There’s also an amazing food scene there in the now-legal private restaurants called paladares. The juxtapositions are amazing.

The coolest paladar I visited (La Guarida) is on the roof of a ruined palace built in the early 20th century for one family. After the revolution, 40 families lived there. Several still do. You climb up through six floors of semi-ruins and arrive at an ultra-hip restaurant with stunning views across the city and of the waterfront in the distance.

Q. Architecture is a subject you’ve dealt with in a lot of your U.S.-based shows. What struck you about the architecture in Cuba?
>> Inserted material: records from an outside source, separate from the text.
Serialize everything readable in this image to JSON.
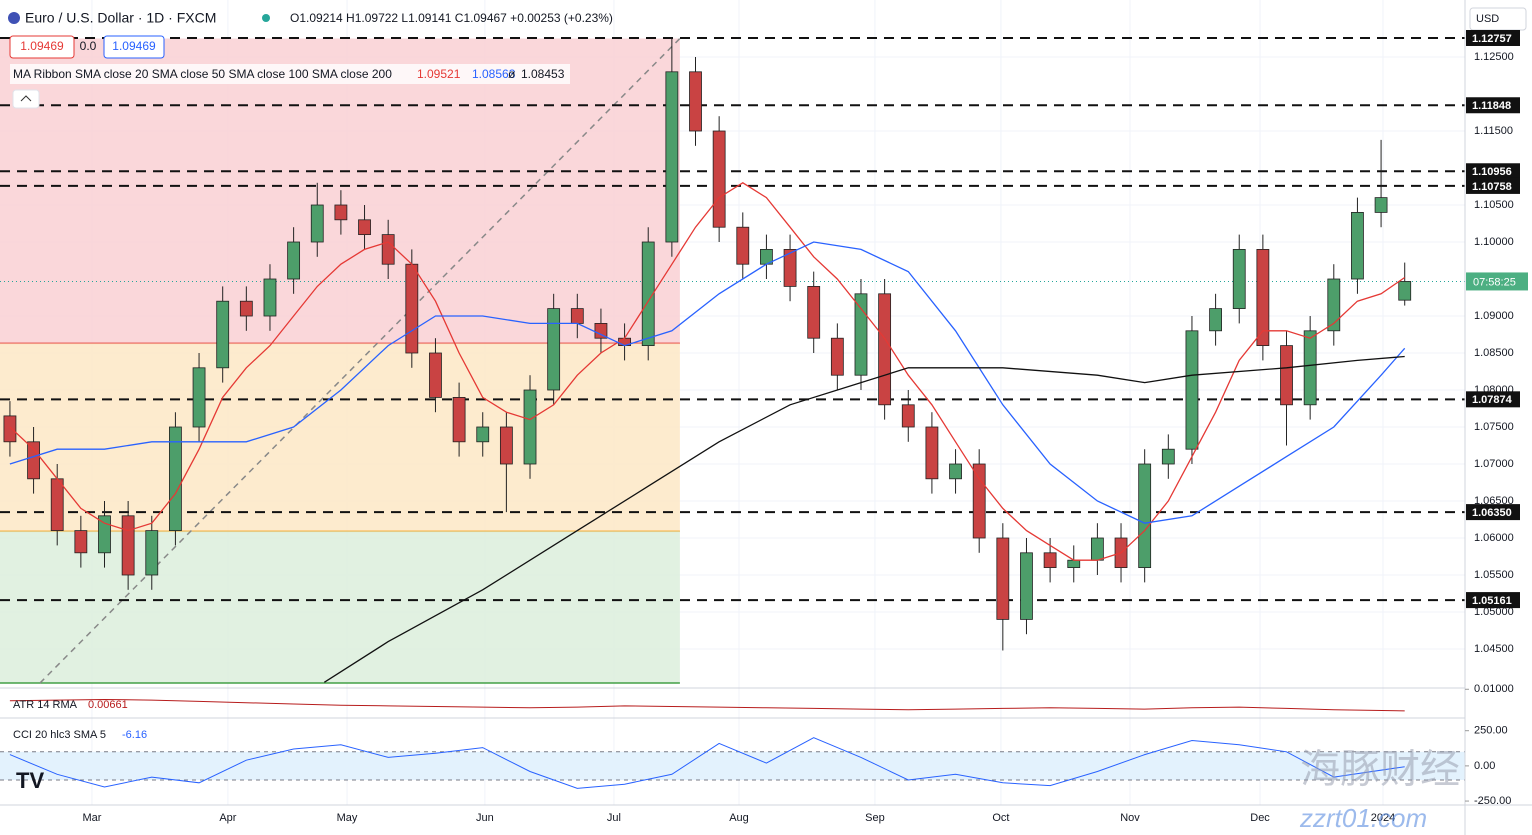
{
  "header": {
    "symbol": "Euro / U.S. Dollar · 1D · FXCM",
    "ohlc": "O1.09214 H1.09722 L1.09141 C1.09467 +0.00253 (+0.23%)",
    "bid": "1.09469",
    "spread": "0.0",
    "ask": "1.09469",
    "currency": "USD",
    "watermark": "海豚财经",
    "watermark_url": "zzrt01.com"
  },
  "chart_data": [
    {
      "type": "candlestick",
      "legend": "MA Ribbon SMA close 20 SMA close 50 SMA close 100 SMA close 200",
      "legend_hidden": "ø",
      "x": [
        0,
        1,
        2,
        3,
        4,
        5,
        6,
        7,
        8,
        9,
        10,
        11,
        12,
        13,
        14,
        15,
        16,
        17,
        18,
        19,
        20,
        21,
        22,
        23,
        24,
        25,
        26,
        27,
        28,
        29,
        30,
        31,
        32,
        33,
        34,
        35,
        36,
        37,
        38,
        39,
        40,
        41,
        42,
        43,
        44,
        45,
        46,
        47,
        48,
        49,
        50,
        51,
        52,
        53,
        54,
        55,
        56,
        57,
        58,
        59
      ],
      "open": [
        1.0765,
        1.073,
        1.068,
        1.061,
        1.058,
        1.063,
        1.055,
        1.061,
        1.075,
        1.083,
        1.092,
        1.09,
        1.095,
        1.1,
        1.105,
        1.103,
        1.101,
        1.097,
        1.085,
        1.079,
        1.073,
        1.075,
        1.07,
        1.08,
        1.091,
        1.089,
        1.087,
        1.086,
        1.1,
        1.123,
        1.115,
        1.102,
        1.097,
        1.099,
        1.094,
        1.087,
        1.082,
        1.093,
        1.078,
        1.075,
        1.068,
        1.07,
        1.06,
        1.049,
        1.058,
        1.056,
        1.057,
        1.06,
        1.056,
        1.07,
        1.072,
        1.088,
        1.091,
        1.099,
        1.086,
        1.078,
        1.088,
        1.095,
        1.104,
        1.09214
      ],
      "high": [
        1.0785,
        1.075,
        1.07,
        1.063,
        1.065,
        1.065,
        1.063,
        1.077,
        1.085,
        1.094,
        1.094,
        1.097,
        1.102,
        1.108,
        1.107,
        1.105,
        1.103,
        1.099,
        1.087,
        1.081,
        1.077,
        1.077,
        1.082,
        1.093,
        1.093,
        1.091,
        1.089,
        1.102,
        1.1275,
        1.125,
        1.117,
        1.104,
        1.101,
        1.101,
        1.096,
        1.089,
        1.095,
        1.095,
        1.08,
        1.077,
        1.072,
        1.072,
        1.062,
        1.06,
        1.06,
        1.059,
        1.062,
        1.062,
        1.072,
        1.074,
        1.09,
        1.093,
        1.101,
        1.101,
        1.088,
        1.09,
        1.097,
        1.106,
        1.1138,
        1.09722
      ],
      "low": [
        1.071,
        1.066,
        1.059,
        1.056,
        1.056,
        1.053,
        1.053,
        1.059,
        1.073,
        1.081,
        1.088,
        1.088,
        1.093,
        1.098,
        1.101,
        1.099,
        1.095,
        1.083,
        1.077,
        1.071,
        1.071,
        1.0635,
        1.068,
        1.078,
        1.087,
        1.085,
        1.084,
        1.084,
        1.098,
        1.113,
        1.1,
        1.095,
        1.095,
        1.092,
        1.085,
        1.08,
        1.08,
        1.076,
        1.073,
        1.066,
        1.066,
        1.058,
        1.0448,
        1.047,
        1.054,
        1.054,
        1.055,
        1.054,
        1.054,
        1.068,
        1.07,
        1.086,
        1.089,
        1.084,
        1.0725,
        1.076,
        1.086,
        1.093,
        1.102,
        1.09141
      ],
      "close": [
        1.073,
        1.068,
        1.061,
        1.058,
        1.063,
        1.055,
        1.061,
        1.075,
        1.083,
        1.092,
        1.09,
        1.095,
        1.1,
        1.105,
        1.103,
        1.101,
        1.097,
        1.085,
        1.079,
        1.073,
        1.075,
        1.07,
        1.08,
        1.091,
        1.089,
        1.087,
        1.086,
        1.1,
        1.123,
        1.115,
        1.102,
        1.097,
        1.099,
        1.094,
        1.087,
        1.082,
        1.093,
        1.078,
        1.075,
        1.068,
        1.07,
        1.06,
        1.049,
        1.058,
        1.056,
        1.057,
        1.06,
        1.056,
        1.07,
        1.072,
        1.088,
        1.091,
        1.099,
        1.086,
        1.078,
        1.088,
        1.095,
        1.104,
        1.106,
        1.09467
      ],
      "up_color": "#4d9e6a",
      "down_color": "#c94343",
      "xlim": [
        -0.42,
        61.55
      ],
      "xticks": [
        {
          "value": 3.47,
          "label": "Mar"
        },
        {
          "value": 9.22,
          "label": "Apr"
        },
        {
          "value": 14.26,
          "label": "May"
        },
        {
          "value": 20.09,
          "label": "Jun"
        },
        {
          "value": 25.55,
          "label": "Jul"
        },
        {
          "value": 30.84,
          "label": "Aug"
        },
        {
          "value": 36.59,
          "label": "Sep"
        },
        {
          "value": 41.92,
          "label": "Oct"
        },
        {
          "value": 47.38,
          "label": "Nov"
        },
        {
          "value": 52.88,
          "label": "Dec"
        },
        {
          "value": 58.08,
          "label": "2024"
        }
      ],
      "ylim": [
        1.03973,
        1.12865
      ],
      "yticks": [
        {
          "value": 1.125,
          "label": "1.12500"
        },
        {
          "value": 1.115,
          "label": "1.11500"
        },
        {
          "value": 1.105,
          "label": "1.10500"
        },
        {
          "value": 1.1,
          "label": "1.10000"
        },
        {
          "value": 1.09,
          "label": "1.09000"
        },
        {
          "value": 1.085,
          "label": "1.08500"
        },
        {
          "value": 1.08,
          "label": "1.08000"
        },
        {
          "value": 1.075,
          "label": "1.07500"
        },
        {
          "value": 1.07,
          "label": "1.07000"
        },
        {
          "value": 1.065,
          "label": "1.06500"
        },
        {
          "value": 1.06,
          "label": "1.06000"
        },
        {
          "value": 1.055,
          "label": "1.05500"
        },
        {
          "value": 1.05,
          "label": "1.05000"
        },
        {
          "value": 1.045,
          "label": "1.04500"
        }
      ],
      "grid": true,
      "zones": [
        {
          "low": 1.0863,
          "high": 1.1275,
          "fill": "#f9d0d3",
          "line": "#e53935"
        },
        {
          "low": 1.0609,
          "high": 1.0863,
          "fill": "#fde7c6",
          "line": "#f39c12"
        },
        {
          "low": 1.0404,
          "high": 1.0609,
          "fill": "#dcefdc",
          "line": "#43a047"
        }
      ],
      "zone_x_end": 28.34,
      "trendline": {
        "x": [
          1.27,
          28.34
        ],
        "values": [
          1.0404,
          1.1275
        ],
        "color": "#888888"
      },
      "levels": [
        1.12757,
        1.11848,
        1.10956,
        1.10758,
        1.07874,
        {
          "value": 1.0635,
          "label": "1.06350"
        },
        1.05161
      ],
      "last_price": 1.09467,
      "countdown": "07:58:25",
      "series": [
        {
          "color": "#e53935",
          "last": 1.09521,
          "x": [
            0,
            1,
            2,
            3,
            4,
            5,
            6,
            7,
            8,
            9,
            10,
            11,
            12,
            13,
            14,
            15,
            16,
            17,
            18,
            19,
            20,
            21,
            22,
            23,
            24,
            25,
            26,
            27,
            28,
            29,
            30,
            31,
            32,
            33,
            34,
            35,
            36,
            37,
            38,
            39,
            40,
            41,
            42,
            43,
            44,
            45,
            46,
            47,
            48,
            49,
            50,
            51,
            52,
            53,
            54,
            55,
            56,
            57,
            58,
            59
          ],
          "values": [
            1.075,
            1.072,
            1.068,
            1.064,
            1.062,
            1.061,
            1.062,
            1.066,
            1.072,
            1.079,
            1.083,
            1.086,
            1.09,
            1.094,
            1.097,
            1.099,
            1.1,
            1.097,
            1.092,
            1.085,
            1.079,
            1.077,
            1.076,
            1.078,
            1.082,
            1.085,
            1.087,
            1.092,
            1.097,
            1.102,
            1.106,
            1.108,
            1.106,
            1.102,
            1.098,
            1.095,
            1.091,
            1.087,
            1.082,
            1.078,
            1.073,
            1.068,
            1.064,
            1.061,
            1.059,
            1.057,
            1.057,
            1.058,
            1.061,
            1.065,
            1.071,
            1.077,
            1.084,
            1.088,
            1.088,
            1.087,
            1.089,
            1.092,
            1.093,
            1.09521
          ]
        },
        {
          "color": "#2962ff",
          "last": 1.08563,
          "x": [
            0,
            2,
            4,
            6,
            8,
            10,
            12,
            14,
            16,
            18,
            20,
            22,
            24,
            26,
            28,
            30,
            32,
            34,
            36,
            38,
            40,
            42,
            44,
            46,
            48,
            50,
            52,
            54,
            56,
            58,
            59
          ],
          "values": [
            1.07,
            1.072,
            1.072,
            1.073,
            1.073,
            1.073,
            1.075,
            1.08,
            1.086,
            1.09,
            1.09,
            1.089,
            1.089,
            1.086,
            1.088,
            1.093,
            1.097,
            1.1,
            1.099,
            1.096,
            1.088,
            1.078,
            1.07,
            1.065,
            1.062,
            1.063,
            1.067,
            1.071,
            1.075,
            1.082,
            1.08563
          ]
        },
        {
          "color": "#111111",
          "last": 1.08453,
          "x": [
            13.3,
            16,
            20,
            24,
            27,
            30,
            33,
            36,
            38,
            42,
            46,
            48,
            50,
            54,
            57,
            59
          ],
          "values": [
            1.0405,
            1.046,
            1.053,
            1.061,
            1.067,
            1.073,
            1.078,
            1.081,
            1.083,
            1.083,
            1.082,
            1.081,
            1.082,
            1.083,
            1.084,
            1.08453
          ]
        }
      ]
    },
    {
      "type": "line",
      "label": "ATR 14 RMA",
      "last": 0.00661,
      "color": "#b71c1c",
      "ylim": [
        0.0055,
        0.0102
      ],
      "yticks": [
        {
          "value": 0.01,
          "label": "0.01000"
        }
      ],
      "x": [
        0,
        2,
        4,
        6,
        8,
        10,
        12,
        14,
        16,
        18,
        20,
        22,
        24,
        26,
        28,
        30,
        32,
        34,
        36,
        38,
        40,
        42,
        44,
        46,
        48,
        50,
        52,
        54,
        56,
        59
      ],
      "values": [
        0.0082,
        0.0083,
        0.0084,
        0.0083,
        0.0081,
        0.0079,
        0.0077,
        0.0075,
        0.0074,
        0.0073,
        0.0072,
        0.0071,
        0.0072,
        0.0074,
        0.0073,
        0.0072,
        0.0071,
        0.007,
        0.0069,
        0.0068,
        0.0069,
        0.007,
        0.0071,
        0.007,
        0.0069,
        0.0071,
        0.0072,
        0.007,
        0.0068,
        0.00661
      ]
    },
    {
      "type": "line",
      "label": "CCI 20 hlc3 SMA 5",
      "last": -6.16,
      "color": "#2962ff",
      "ylim": [
        -278,
        326
      ],
      "band": [
        -100,
        100
      ],
      "yticks": [
        {
          "value": 250,
          "label": "250.00"
        },
        {
          "value": 0,
          "label": "0.00"
        },
        {
          "value": -250,
          "label": "-250.00"
        }
      ],
      "x": [
        0,
        2,
        4,
        6,
        8,
        10,
        12,
        14,
        16,
        18,
        20,
        22,
        24,
        26,
        28,
        30,
        32,
        34,
        36,
        38,
        40,
        42,
        44,
        46,
        48,
        50,
        52,
        54,
        56,
        59
      ],
      "values": [
        80,
        -60,
        -150,
        -80,
        -120,
        40,
        120,
        150,
        60,
        90,
        130,
        -40,
        -160,
        -130,
        -60,
        160,
        20,
        200,
        60,
        -100,
        -60,
        -120,
        -140,
        -40,
        80,
        180,
        150,
        100,
        -80,
        -6.16
      ]
    }
  ]
}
A. It’s like a living museum of architecture. The buildings are literally a way of reading the island’s history.

There are Spanish forts and cathedrals dating back as far as the 1500s, built only a few decades after Christopher Columbus’ arrival on the island in 1492. And in the Old City, Spanish colonial architecture is everywhere in various states of decay and restoration.

Buildings from the so-called republican era (1902-1959) after Cuba achieved independence from Spain are fairly bursting with the giddy prosperity of the time. Under heavy-handed American patronage, the neo-classical, art deco and midcentury modernist buildings reflect the exuberance of an island that was America’s playground, with mob-run hotels and casinos, cabarets and more than a hint of forbidden pleasure.

And then there are the brutalist concrete blockhouses of the Soviet era. The most chilling is the looming Soviet (now Russian) embassy. It looks like a high-rise watchtower topped by a bizarre ornamental structure that made me wonder if it was built to conceal top-secret radio antennas and other surveillance devices.

The other amazing architectural story there is the dogged determination to restore as much of the Old City as possible. There are schools devoted to training young apprentices in lost arts of building construction and design. Much has been accomplished, but far more is still to be done. One wonders if there will ever be enough money to do it all (or even most of it).

Q. What tips or advice do you have for people going to Cuba?

A. Meet the people! They are incredibly warm, and many are interested in meeting and talking to Americans. They have a deep pride in their Cuban heritage and have an amazing resilience, sense of humor and resourcefulness that has seen them through much adversity.

Be sure to visit the Malecon, Cuba’s Lake Shore Drive, at sunset. The whole city comes out to stroll and entertain each other.